Eric, I remember about my promise, but starting to compile some list of modern Russian literature, that you could find interesting, I have met a problem - there is no translations of these books into English or other European languages.
I can say, that "The Chronicles of Eho" is not the book you need. It is some kind of the pulp fiction of good quality, but there is no problems and ideas of modern Russia in it.
I have found 3 books, that may be interesting for you. They are rather popular in Russia, rather new and in some way characterize our way of thinking.
If you could read these books in Russian, I think you will find them more interesting than Akunin or Max Frei
They are:
Alexey Ivanov THE GEOGRAPHER DRANK AWAY HIS GLOBE (Geograf globus propil)
With his latest bestseller, Alexei Ivanov has secured his position as number one moral spokesman for Russia’s Generation X, as Bret Easton Ellis once was for America and Michel Houellebecq for France.
Geographer Drank Away His Globe is a poignant narrative about Victor Sluzhkin, 28-year old romantic and buffoon, who signs on as a teacher of geography in a secondary school in his native Perm (in the Urals) and gets lost in a haze of hard vodka, desperate love for a nymphet-like student, the stress of educating troubled teenagers with attitude like those in Irina Denezhkina’s short stories, and twisted family relationships.
Geographer, as the older students immediately dub Sluzhkin, attempts to escape from the grueling, dull, economically and emotionally stultifying reality of Russia’s provincial life in a rafting tour to the Urals. Accompanied by wild, adventure-seeking adolescents, faced with the numerous grim surprises of the taiga, icy mountain rivers, and local drunks, Geographer is poised to find himself and his own truth. Armed with his only moral principle, “Be a man, and whatever will be will be,” Geographer is unaware that his future is to become another living echo of Houellebecq’s prediction in
TO STAY ALIVE: “As you approach the truth, your solitude will only increase”.
Ivanov’s novel is at once an engaging page-turner and a remarkable literary achievement.

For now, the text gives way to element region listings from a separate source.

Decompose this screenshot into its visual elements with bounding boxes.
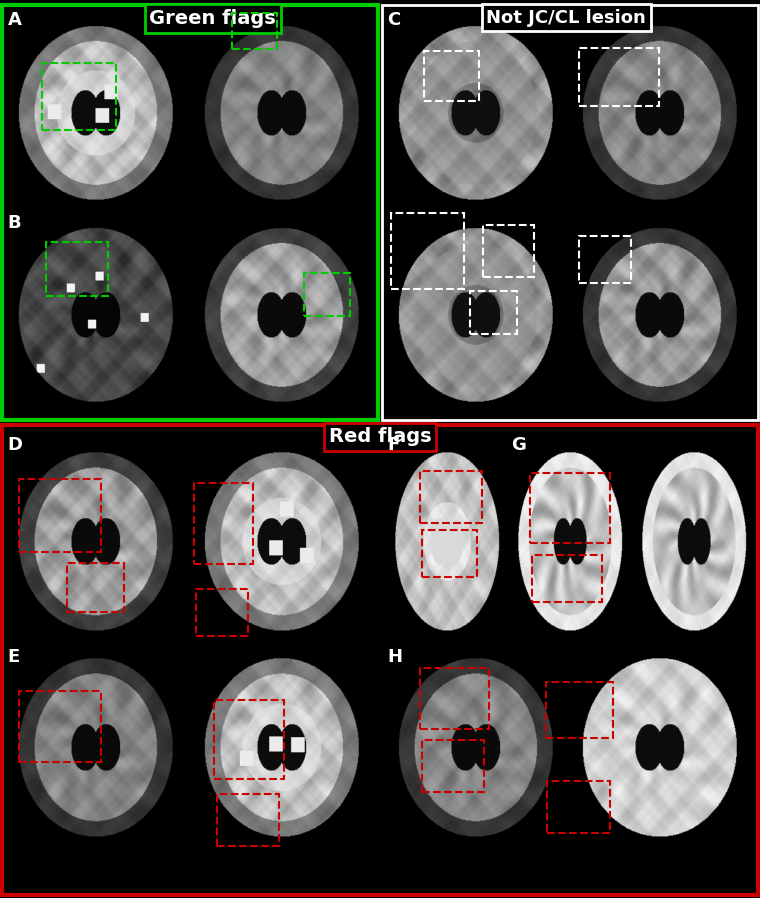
Text: G: G	[511, 436, 526, 453]
Bar	[532, 555, 602, 602]
Bar	[420, 471, 482, 523]
Bar	[547, 781, 610, 833]
Bar	[304, 273, 350, 316]
Bar	[420, 668, 489, 729]
Text: Not JC/CL lesion: Not JC/CL lesion	[486, 9, 646, 27]
Bar	[422, 530, 477, 577]
Bar	[217, 794, 279, 846]
Bar	[579, 236, 631, 283]
Text: E: E	[8, 648, 20, 666]
Bar	[483, 224, 534, 277]
Bar	[46, 242, 108, 296]
Bar	[194, 483, 253, 564]
Bar	[42, 63, 116, 130]
Bar	[382, 5, 758, 420]
Bar	[530, 473, 610, 543]
Text: A: A	[8, 11, 21, 29]
Bar	[391, 213, 464, 289]
Text: H: H	[388, 648, 403, 666]
Bar	[546, 682, 613, 738]
Bar	[19, 479, 101, 552]
Text: Green flags: Green flags	[150, 9, 276, 28]
Bar	[196, 589, 248, 636]
Text: D: D	[8, 436, 23, 453]
Bar	[67, 563, 124, 612]
Text: F: F	[388, 436, 400, 453]
Bar	[422, 740, 484, 792]
Bar	[424, 51, 479, 101]
Text: B: B	[8, 214, 21, 232]
Bar	[579, 48, 659, 106]
Bar	[214, 700, 284, 779]
Bar	[2, 5, 378, 420]
Text: C: C	[388, 11, 401, 29]
Bar	[232, 13, 277, 49]
Bar	[19, 691, 101, 762]
Bar	[470, 291, 517, 334]
Text: Red flags: Red flags	[328, 427, 432, 446]
Bar	[2, 425, 758, 895]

Ivanov maneuvers masterfully between a confessional erotic story, a
Bildungsroman or coming-of-age story, an adventure story, and a vivid psychological account. This simple personal narrative is written with a sincerity that is both tender and compelling. It is an illuminating book for anyone who has ever known isolation and the pull of desperate longing.
Literary Agency "Goumen&Smirnova"
Dmitry Bykov ORTHOGRAPHY (Orfografiya)
I have not found good review in English. Only this:
The novel is set in Petrograd and the Crimea in 1918 and stars, not surprisingly, a popular journalist with literary ambitions. All around him are academics, writers and artists who are taken aback by the political turmoil. Many of the characters are variations on real people of that time, and it is a special delight to trace the prototypes behind the pseudonyms. A novel about Russia and its historical destiny, "Orthography" is unique for lacking the high-pitched pathos that one might easily expect from Bykov. A love novel, it never resorts to tasteless eroticism or sentimentality, and is remarkably well researched. It is, in short, the closest approximation to "the great Russian novel" of post-Soviet times.
CONTEXT - This Week in Arts and Ideas from The Moscow Times
Dmitry Glukhovsky METRO 2033
DMITRY GLUKHOVSKY, 30, Kremlin reporter, foreign affairs specialist, former war correspondent
Prediction made in 2005 for 2033
Prediction
The world has just suffered a nuclear war; contamination and radiation destroy all surface life on earth. All who stay above ground face death or mutation. Muscovites take refuge in the metro, whose formidable doors keep radiation and aggressive mutants out.
The few surviving engineers construct underground water filtering stations and power plants. Metro dwellers tend mushroom farms, breed pigs and engage in commerce. However, warfare becomes a favorite pastime. The metro soon divides into tiny city-stations, known as "metropolitanates," each with a political system of its own. Instead of joining hands for survival and fighting rats, bellicose mutants and abject poverty, the stations wage war on each other. Coalitions come and go, as recent allies become sworn enemies.
Grounds for Prediction
Glukohvsky states: "I do not think another cold war is far off. Every news story reads like a dystopian thriller about World War Three. Confrontation gets tougher with every passing day. Russia is reluctant to meet the West halfway, and its foreign policy is becoming increasingly independent."
He remarks that it is "no wonder [that] the West is becoming paranoid, as are Russians. The West wants to deploy its missile defense system in Poland. Russia strikes back by threatening to quit the CFE treaty. Russia talks of military threats nonstop and alleges that America has resumed the arms race. American television says the Putin regime is becoming unmanageable."
He concludes that "mutual trust is dwindling. It's hard to say who is to blame. A nuclear conflict was hardly possible during the 1970s and 1980s. Now, there is a far greater chance of that happening."